In Kew’s POWO (Plants of the world, online) zijn bijna tweeduizend plantnamen opgenomen, waar Siebold aan is verbonden. Weliswaar door Zuccarini beschreven, maar die was door Siebold ingehuurd omdat Siebold geen botanicus was.
Varkens en Japanse duizendknoop
Leuk is dat Kouwenhoven bij het vermelden van de invasieve Japanse duizendknoop schrijft: “Diverse biologische bestrijdingsmethodes zoals de introductie van zijn natuurlijke vijand, de Japanse bladvlo, de inzet van varkens en [….]” Dat experiment met varkens begon tien jaar geleden bij ons, in gemeente Renkum, met dank aan de toenmalige wethouder Wendy Ruwhof, die ons in 2014 bezocht en zag dat de Japanse duizendknoop bij ons was verdwenen.
Weer naar Japan

In 1859 was de sakoku, de afsluiting van Japan, ten einde. Siebold en zijn zoon Alexander vertrokken naar Japan en woonden op zijn oude idyllische landgoed Narutaki, waar ze werkten aan de afronding van Nippon en diverse gasten ontvingen. Die schreven vol bewondering over hem, maar noemden hem ook een warhoofd. Zijn vermoedden dat Siebold in Japan wilde blijven en zijn werk daar wilde afmaken. Hij handelde veel met Russen “Het is dan ook geen wonder dat hij een Russische spion wordt genoemd [….] Siebold weet ongetwijfeld het meest over Japan. Hij spreekt de taal en leest de boeken en waar hij tekortschiet, helpt zijn dochter hem,” schrijft een van de gasten.
Bendes
Door de openstelling lijkt het dat de toenmalige strenge regering aan gezag inboette. Er waren bendes actief, Rõnin genoemd. Siebold vond dat aanleiding om naar Edo te reizen. Daar startte hij opnieuw een Hollandse school. Maar ook in Edo sloegen de Rõnin toe, weliswaar werd de Engelse gezant overvallen. Het was voldoende aanleiding voor Siebold en zoon om zich goed te laten beveiligen.
Tragisch einde
Siebold was een graag geziene adviseur in internationale (Europese) aangelegenheden voor de Japanse regering en genoot veel aanzien. Dat stuitte Nederlandse ambtenaren tegen de borst en na wat gekonkel op de achtergrond stuurde de Japanse regering hem uit Edo weg. Siebold ging terug naar Nagasaki. En van daar, in 1862, naar Batavia. Waar hij weer plannen maakte voor Nederlandse belangen in Japan. Maar de Nederlandse regering was hem zat en dumpte hem. Hij keerde gedesillusioneerd terug naar Nederland. Met Helene verhuisde hij naar Würzburg. En zijn collectie verhuisde mee – naar München. Hij was verknocht aan Japan. Dus telkens als er ergens in Europa sprake van Japan of een Japanse delegatie, dook Siebold erop en bood zijn diensten aan. Het komt pathetisch over, maar was van korte duur: hij stierf in 1866 in München aan complicaties van een infectie na een rugoperatie.

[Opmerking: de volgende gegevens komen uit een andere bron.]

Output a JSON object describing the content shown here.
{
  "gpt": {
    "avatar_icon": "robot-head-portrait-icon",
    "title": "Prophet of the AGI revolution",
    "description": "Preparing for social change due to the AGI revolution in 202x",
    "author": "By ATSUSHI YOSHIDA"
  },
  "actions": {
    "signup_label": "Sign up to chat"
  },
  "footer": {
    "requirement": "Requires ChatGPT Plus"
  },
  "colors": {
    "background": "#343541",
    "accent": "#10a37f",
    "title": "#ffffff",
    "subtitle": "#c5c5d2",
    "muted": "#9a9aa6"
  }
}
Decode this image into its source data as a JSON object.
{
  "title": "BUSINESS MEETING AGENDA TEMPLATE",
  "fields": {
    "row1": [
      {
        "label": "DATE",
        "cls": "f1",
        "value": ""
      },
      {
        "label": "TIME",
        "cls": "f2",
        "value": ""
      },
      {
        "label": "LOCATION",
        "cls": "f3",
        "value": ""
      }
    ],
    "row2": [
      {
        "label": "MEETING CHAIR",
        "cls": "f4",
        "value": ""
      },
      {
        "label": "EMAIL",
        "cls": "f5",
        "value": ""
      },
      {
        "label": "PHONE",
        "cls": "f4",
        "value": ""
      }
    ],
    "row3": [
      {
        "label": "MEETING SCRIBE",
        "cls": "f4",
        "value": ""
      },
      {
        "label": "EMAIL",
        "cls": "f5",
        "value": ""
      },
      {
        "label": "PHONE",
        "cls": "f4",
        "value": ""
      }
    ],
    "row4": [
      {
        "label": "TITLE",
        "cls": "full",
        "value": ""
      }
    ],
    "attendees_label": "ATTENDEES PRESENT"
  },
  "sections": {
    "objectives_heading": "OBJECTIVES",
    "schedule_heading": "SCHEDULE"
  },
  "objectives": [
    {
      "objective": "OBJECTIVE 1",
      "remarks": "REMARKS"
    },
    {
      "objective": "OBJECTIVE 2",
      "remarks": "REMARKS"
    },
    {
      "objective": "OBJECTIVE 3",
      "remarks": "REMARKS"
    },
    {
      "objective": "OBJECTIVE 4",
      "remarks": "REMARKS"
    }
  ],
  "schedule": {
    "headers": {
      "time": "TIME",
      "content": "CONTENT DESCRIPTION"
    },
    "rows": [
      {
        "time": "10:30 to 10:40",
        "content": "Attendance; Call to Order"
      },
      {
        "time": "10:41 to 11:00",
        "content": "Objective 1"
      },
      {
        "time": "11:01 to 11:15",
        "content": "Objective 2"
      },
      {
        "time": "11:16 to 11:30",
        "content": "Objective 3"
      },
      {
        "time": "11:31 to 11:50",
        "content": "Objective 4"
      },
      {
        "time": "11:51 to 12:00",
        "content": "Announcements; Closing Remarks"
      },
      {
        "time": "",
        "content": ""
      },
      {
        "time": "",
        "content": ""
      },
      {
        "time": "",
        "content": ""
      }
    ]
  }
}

In de epiloog gaat Kouwenhoven in op de betekenis van Siebold. Het is een beetje als met Alexander von Humboldt: in eigen land wordt er anders tegen deze mannen aangekeken. Anders dan in Japan, of wat Humboldt betreft Noord- en Zuid-Amerika. In Japan is Siebold nog steeds een groot man.
En hiermee eindigt deze recensie; we hebben heel veel niet verteld. Dus lees het boek. Dat telt zo’n 285 bladzijden boeiende tekst, waar we hier met grote stappen doorheen zijn gegaan.